Он идет дальше, мимо львов, мимо леопардов и морских львов, плещущихся в металлических цистернах. Он поднимает покрывало на клетке с его любимыми животными, ощупью находит задвижку. Клетка надежно заперта, и он облегченно вздыхает, глядя на надпись «Счастливое семейство», выведенную размашистыми буквами. Во внезапном свете масляной лампы заяц и волк поднимают головы; их глаза превращаются в узкие щелки. Джаспер смотрит, как заяц перекатывается набок и приваливается к волку, обнажая белое брюшко. Он испытывает преходящее желание, чтобы волк обнажил клыки и явил свою истинную природу.

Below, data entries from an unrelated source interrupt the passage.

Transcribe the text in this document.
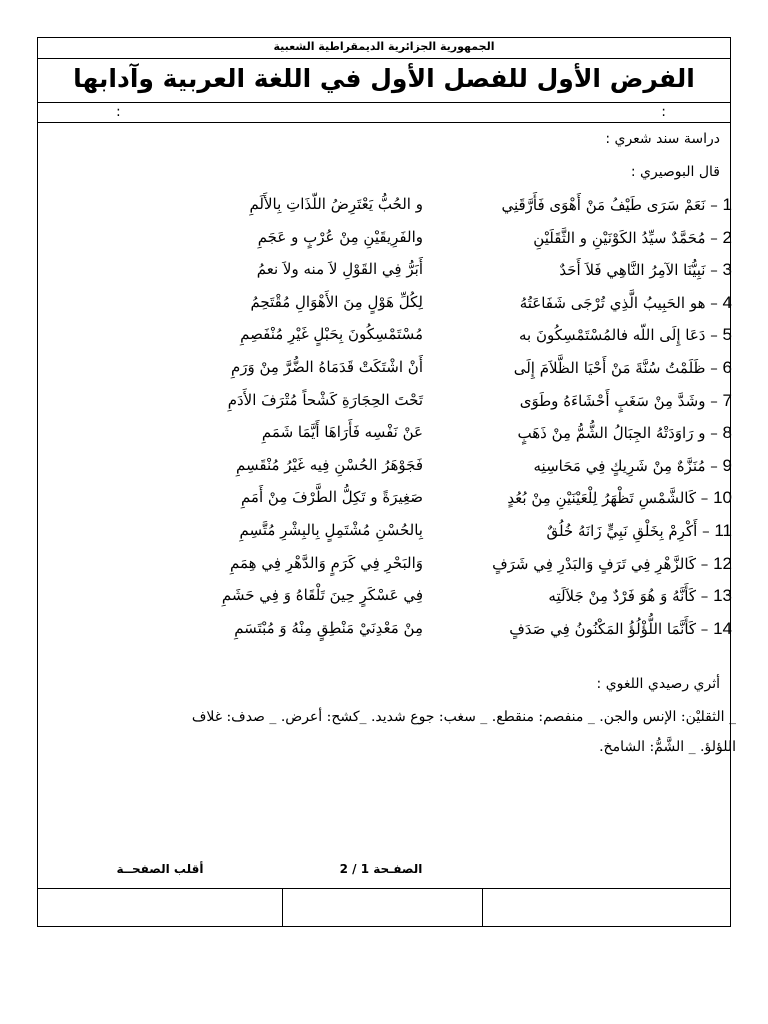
الجمهورية الجزائرية الديمقراطية الشعبية
الفرض الأول للفصل الأول في اللغة العربية وآدابها
:
:
دراسة سند شعري :
قال البوصيري :
1 – نَعَمْ سَرَى طَيْفُ مَنْ أَهْوَى فَأَرَّقَنِي
و الحُبُّ يَعْتَرِضُ اللّذَاتِ بِالأَلَمِ
2 – مُحَمَّدٌ سيِّدُ الكَوْنَيْنِ و الثَّقَلَيْنِ
والفَرِيقَيْنِ مِنْ عُرْبٍ و عَجَمِ
3 – نَبِيُّنَا الآمِرُ النَّاهِي فَلاَ أَحَدٌ
أَبَرُّ فِي القَوْلِ لاَ منه ولاَ نعمُ
4 – هو الحَبِيبُ الَّذِي تُرْجَى شَفَاعَتُهُ
لِكُلِّ هَوْلٍ مِنَ الأَهْوَالِ مُقْتَحِمُ
5 – دَعَا إِلَى اللّه فالمُسْتَمْسِكُونَ به
مُسْتَمْسِكُونَ بِحَبْلٍ غَيْرِ مُنْفَصِمِ
6 – ظَلَمْتُ سُنَّةَ مَنْ أَحْيَا الظَّلاَمَ إِلَى
أَنْ اشْتَكَتْ قَدَمَاهُ الضُّرَّ مِنْ وَرَمِ
7 – وشَدَّ مِنْ سَغَبٍ أَحْشَاءَهُ وطَوَى
تَحْتَ الحِجَارَةِ كَشْحاً مُتْرَفَ الأَدَمِ
8 – و رَاوَدَتْهُ الجِبَالُ الشُّمُّ مِنْ ذَهَبٍ
عَنْ نَفْسِه فَأَرَاهَا أَيَّمَا شَمَمِ
9 – مُنَزَّهٌ مِنْ شَرِيكٍ فِي مَحَاسِنِه
فَجَوْهَرُ الحُسْنِ فِيه غَيْرُ مُنْقَسِمِ
10 – كَالشَّمْسِ تَظْهَرُ لِلْعَيْنَيْنِ مِنْ بُعُدٍ
صَغِيرَةً و تَكِلُّ الطَّرْفَ مِنْ أَمَمِ
11 – أَكْرِمْ بِخَلْقِ نَبِيٍّ زَانَهُ خُلُقٌ
بِالحُسْنِ مُشْتَمِلٍ بِالبِشْرِ مُتَّسِمِ
12 – كَالزَّهْرِ فِي تَرَفٍ وَالبَدْرِ فِي شَرَفٍ
وَالبَحْرِ فِي كَرَمٍ وَالدَّهْرِ فِي هِمَمِ
13 – كَأَنَّهُ وَ هُوَ فَرْدٌ مِنْ جَلاَلَتِه
فِي عَسْكَرٍ حِينَ تَلْقَاهُ وَ فِي حَشَمِ
14 – كَأَنَّمَا اللُّؤْلُؤُ المَكْنُونُ فِي صَدَفٍ
مِنْ مَعْدِنَيْ مَنْطِقٍ مِنْهُ وَ مُبْتَسَمِ
أثري رصيدي اللغوي :
_ الثقليْن: الإنس والجن. _ منفصم: منقطع. _ سغب: جوع شديد. _كشح: أعرض. _ صدف: غلاف
اللؤلؤ. _ الشَّمُّ: الشامخ.
الصفـحة 1 / 2
أقلب الصفحــة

Сколько лет подавленных устремлений! Но волк упитанный, потому что он не должен голодать.
«
А потом он с внезапной ясностью осознает причины своего беспокойства. Будущее его цирка выглядит надежным. Скоро он поправит свое материальное положение. Все дело в Тоби; этот фрагмент головоломки находится не на месте.

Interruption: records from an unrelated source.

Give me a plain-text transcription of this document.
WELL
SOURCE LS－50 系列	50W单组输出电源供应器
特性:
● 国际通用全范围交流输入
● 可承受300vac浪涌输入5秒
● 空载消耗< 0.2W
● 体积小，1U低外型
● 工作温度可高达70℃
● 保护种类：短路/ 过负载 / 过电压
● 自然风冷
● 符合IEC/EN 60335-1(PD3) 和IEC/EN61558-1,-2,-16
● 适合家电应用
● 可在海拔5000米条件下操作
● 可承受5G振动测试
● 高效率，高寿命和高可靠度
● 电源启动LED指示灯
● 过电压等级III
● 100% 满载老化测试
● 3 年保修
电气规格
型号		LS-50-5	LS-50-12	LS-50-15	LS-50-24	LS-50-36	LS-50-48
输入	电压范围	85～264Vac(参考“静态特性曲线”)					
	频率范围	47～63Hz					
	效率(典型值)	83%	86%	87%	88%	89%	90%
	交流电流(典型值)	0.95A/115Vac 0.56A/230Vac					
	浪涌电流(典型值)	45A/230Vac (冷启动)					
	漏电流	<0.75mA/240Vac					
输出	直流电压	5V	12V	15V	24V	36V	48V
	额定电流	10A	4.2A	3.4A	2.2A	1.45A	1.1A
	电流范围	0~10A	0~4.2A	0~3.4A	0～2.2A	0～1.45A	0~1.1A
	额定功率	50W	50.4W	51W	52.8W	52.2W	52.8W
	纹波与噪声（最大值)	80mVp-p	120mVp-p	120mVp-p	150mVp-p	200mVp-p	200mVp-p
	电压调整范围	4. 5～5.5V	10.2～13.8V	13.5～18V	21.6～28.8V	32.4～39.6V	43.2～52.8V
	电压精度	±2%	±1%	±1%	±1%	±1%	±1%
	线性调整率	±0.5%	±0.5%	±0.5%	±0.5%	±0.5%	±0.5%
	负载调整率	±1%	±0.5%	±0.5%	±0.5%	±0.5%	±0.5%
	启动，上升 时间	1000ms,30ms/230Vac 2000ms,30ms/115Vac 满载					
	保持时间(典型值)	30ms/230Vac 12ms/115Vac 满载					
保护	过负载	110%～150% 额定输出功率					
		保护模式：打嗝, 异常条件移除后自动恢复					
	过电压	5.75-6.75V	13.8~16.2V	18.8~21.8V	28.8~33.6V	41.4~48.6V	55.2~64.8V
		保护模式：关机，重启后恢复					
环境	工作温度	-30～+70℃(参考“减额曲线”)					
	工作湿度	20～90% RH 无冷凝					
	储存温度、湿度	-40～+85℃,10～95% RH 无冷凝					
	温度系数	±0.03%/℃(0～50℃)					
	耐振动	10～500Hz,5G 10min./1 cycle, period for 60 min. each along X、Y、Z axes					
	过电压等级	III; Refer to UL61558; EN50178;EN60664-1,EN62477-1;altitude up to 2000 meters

Он приближается к фургону своего брата с облупившейся черной краской и знакомым запахом химикалий, пристающим к одежде Тоби. Он думает о том, как Тоби наклоняется к нему и отводит глаза. О невысказанной печали в голосе брата. Тоби что-то скрывает, но Джаспер вытянет это из него; если понадобится, он будет наблюдать еще пристальнее. В предыдущий раз, когда он позабыл про Тоби, его мир раскололся пополам.
Джаспер достает из кармана золотое кольцо и поворачивает его между пальцами.
Повсюду распространились слухи о вечеринках Стеллы и о ее буйных дебошах, когда мужчины просыпались поутру в женских нарядах или со сбритыми усами. У всех были невероятные истории о ней.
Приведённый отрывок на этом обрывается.